Self-Enhanced Selective Oxidation of Phosphonate into Phosphate by Cu(II)/H2O2: Performance, Mechanism, and Validation

Phosphonate is an important category of highly soluble organophosphorus in contaminated waters, and its oxidative transformation into phosphate is usually a prerequisite step to achieve the in-depth removal of the total phosphorus.
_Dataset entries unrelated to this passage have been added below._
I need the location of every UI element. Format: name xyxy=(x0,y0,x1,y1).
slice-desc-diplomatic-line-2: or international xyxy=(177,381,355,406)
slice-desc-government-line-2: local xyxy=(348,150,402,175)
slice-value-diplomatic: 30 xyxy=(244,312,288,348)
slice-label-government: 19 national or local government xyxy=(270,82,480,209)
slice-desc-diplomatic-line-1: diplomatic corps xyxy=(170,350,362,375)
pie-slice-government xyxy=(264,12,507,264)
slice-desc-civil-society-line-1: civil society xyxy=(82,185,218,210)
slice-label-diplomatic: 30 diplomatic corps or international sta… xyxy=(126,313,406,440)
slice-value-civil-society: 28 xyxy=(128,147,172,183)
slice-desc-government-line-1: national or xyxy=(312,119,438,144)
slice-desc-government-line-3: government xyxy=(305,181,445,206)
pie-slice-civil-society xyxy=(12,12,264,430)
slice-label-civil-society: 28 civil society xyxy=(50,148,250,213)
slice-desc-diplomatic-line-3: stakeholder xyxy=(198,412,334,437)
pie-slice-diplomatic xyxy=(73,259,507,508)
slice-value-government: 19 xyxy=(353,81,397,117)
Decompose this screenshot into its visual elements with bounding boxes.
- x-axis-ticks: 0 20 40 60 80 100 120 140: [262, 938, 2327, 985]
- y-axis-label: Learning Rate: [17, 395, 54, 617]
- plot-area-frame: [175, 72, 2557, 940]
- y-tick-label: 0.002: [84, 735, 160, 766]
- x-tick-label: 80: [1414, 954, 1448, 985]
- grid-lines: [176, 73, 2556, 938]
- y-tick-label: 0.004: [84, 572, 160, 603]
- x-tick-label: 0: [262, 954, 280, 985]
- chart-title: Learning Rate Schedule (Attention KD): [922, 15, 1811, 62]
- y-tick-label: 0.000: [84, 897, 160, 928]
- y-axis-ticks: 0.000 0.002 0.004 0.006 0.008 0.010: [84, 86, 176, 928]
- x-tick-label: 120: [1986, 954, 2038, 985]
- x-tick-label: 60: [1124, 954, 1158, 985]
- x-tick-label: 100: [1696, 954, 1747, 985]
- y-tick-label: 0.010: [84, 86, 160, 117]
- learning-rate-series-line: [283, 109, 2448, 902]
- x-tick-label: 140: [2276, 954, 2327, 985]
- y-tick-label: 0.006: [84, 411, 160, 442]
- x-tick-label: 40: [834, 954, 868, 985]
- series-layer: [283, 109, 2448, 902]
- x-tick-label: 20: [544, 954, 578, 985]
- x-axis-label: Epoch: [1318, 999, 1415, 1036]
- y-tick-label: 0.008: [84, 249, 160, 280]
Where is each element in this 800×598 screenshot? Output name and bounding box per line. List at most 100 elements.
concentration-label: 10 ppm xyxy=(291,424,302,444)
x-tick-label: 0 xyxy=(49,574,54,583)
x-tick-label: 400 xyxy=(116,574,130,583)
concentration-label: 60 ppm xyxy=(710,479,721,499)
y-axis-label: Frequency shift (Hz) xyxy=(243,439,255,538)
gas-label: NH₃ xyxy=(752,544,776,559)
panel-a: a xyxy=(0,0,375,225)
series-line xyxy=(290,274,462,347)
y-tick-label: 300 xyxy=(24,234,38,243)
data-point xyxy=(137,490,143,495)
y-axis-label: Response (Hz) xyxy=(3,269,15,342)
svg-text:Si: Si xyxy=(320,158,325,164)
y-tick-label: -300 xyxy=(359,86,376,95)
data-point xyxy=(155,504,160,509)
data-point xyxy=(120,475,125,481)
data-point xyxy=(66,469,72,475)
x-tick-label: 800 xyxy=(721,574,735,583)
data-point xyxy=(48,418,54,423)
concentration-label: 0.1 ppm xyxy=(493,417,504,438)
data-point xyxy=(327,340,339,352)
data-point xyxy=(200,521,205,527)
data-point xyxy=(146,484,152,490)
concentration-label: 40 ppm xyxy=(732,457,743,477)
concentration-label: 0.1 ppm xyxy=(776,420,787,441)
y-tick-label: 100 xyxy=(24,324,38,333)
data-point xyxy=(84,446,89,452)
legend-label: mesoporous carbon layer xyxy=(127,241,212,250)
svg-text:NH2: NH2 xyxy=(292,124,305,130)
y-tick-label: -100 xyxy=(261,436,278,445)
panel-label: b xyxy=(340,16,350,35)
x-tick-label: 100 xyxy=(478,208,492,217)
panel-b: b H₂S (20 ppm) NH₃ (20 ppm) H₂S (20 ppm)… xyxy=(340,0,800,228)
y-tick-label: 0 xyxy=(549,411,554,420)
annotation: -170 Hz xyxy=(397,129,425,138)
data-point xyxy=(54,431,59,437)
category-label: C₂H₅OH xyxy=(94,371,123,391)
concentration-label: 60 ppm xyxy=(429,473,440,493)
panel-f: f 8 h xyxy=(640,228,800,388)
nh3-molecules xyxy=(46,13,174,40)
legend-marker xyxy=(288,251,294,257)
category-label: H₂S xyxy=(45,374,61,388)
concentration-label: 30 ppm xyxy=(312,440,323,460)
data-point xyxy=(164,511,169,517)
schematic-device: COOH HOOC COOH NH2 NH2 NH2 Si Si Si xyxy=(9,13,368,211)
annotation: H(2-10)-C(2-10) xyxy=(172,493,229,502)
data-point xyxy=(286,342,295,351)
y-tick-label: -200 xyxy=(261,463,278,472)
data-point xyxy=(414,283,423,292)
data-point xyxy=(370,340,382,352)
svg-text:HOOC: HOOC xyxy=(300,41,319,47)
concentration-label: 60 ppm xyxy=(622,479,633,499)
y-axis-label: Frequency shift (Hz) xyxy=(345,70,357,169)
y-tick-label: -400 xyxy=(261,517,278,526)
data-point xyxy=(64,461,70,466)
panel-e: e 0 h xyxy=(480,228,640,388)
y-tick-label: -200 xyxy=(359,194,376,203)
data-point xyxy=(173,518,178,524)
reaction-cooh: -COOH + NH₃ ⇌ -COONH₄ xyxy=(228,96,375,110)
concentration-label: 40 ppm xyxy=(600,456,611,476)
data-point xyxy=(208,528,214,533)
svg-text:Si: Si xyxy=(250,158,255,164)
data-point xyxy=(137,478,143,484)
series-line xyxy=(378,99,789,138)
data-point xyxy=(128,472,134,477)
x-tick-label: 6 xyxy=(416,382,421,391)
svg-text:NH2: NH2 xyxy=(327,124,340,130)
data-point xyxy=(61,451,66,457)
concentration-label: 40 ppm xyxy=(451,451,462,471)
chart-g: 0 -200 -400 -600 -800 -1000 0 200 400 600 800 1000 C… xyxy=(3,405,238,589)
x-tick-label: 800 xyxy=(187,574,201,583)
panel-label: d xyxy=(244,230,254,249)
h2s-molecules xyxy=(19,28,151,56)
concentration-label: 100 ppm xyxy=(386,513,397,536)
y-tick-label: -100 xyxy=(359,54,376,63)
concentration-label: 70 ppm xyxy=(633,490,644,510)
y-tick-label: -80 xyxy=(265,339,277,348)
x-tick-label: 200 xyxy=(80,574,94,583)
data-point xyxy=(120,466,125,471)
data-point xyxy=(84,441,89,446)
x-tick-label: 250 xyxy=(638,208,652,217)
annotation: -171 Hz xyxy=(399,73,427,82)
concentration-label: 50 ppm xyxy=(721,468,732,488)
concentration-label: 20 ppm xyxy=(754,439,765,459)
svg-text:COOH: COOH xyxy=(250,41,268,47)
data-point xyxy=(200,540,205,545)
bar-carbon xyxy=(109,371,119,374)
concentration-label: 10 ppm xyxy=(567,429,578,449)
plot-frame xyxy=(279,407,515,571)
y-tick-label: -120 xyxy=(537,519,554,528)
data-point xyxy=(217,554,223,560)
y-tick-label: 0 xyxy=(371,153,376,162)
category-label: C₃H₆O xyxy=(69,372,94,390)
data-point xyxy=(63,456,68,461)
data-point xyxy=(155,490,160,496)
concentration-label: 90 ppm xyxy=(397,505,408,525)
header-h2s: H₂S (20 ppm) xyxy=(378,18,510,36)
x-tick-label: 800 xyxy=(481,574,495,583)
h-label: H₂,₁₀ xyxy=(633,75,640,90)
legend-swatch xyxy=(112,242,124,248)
Currently, selective oxidation of phosphonate into phosphate is urgently desired as conventional advanced oxidation processes suffer from severe matrix interferences. Herein, we employed 1-hydroxyethylidene-1,1-diphosphonic acid (HEDP) as a model phosphonate and demonstrated its efficient and selective oxidation by the Cu(II)/H2O2 process at alkaline pH. In the presence of trace Cu(II) (0.020 mM), 90.8% of HEDP (0.10 mM) was converted to phosphate by H2O2 in 30 min at pH 9.5, whereas negligible conversion was observed by UV/H2O2 or a Fenton reaction (pH = 3.0). The oxidation of HEDP by Cu(II)/H2O2 was insignificantly affected by natural organic matters (10.0 mg TOC/L) and various anions including chloride, sulfate, and nitrate (10.0 mM). The complexation of Cu(II) with HEDP coupling Cu(III) produced in situ enabled an intramolecular electron transfer process, which features high selective oxidation. Selective degradation of HEDP was further validated by adding stoichiometric H2O2 into an industrial effluent, where the existing Cu(II) could serve as the catalyst. This study also provides a successful case to trigger selective oxidation of trace pollutants of concern upon synergizing with the nature of the contaminated water.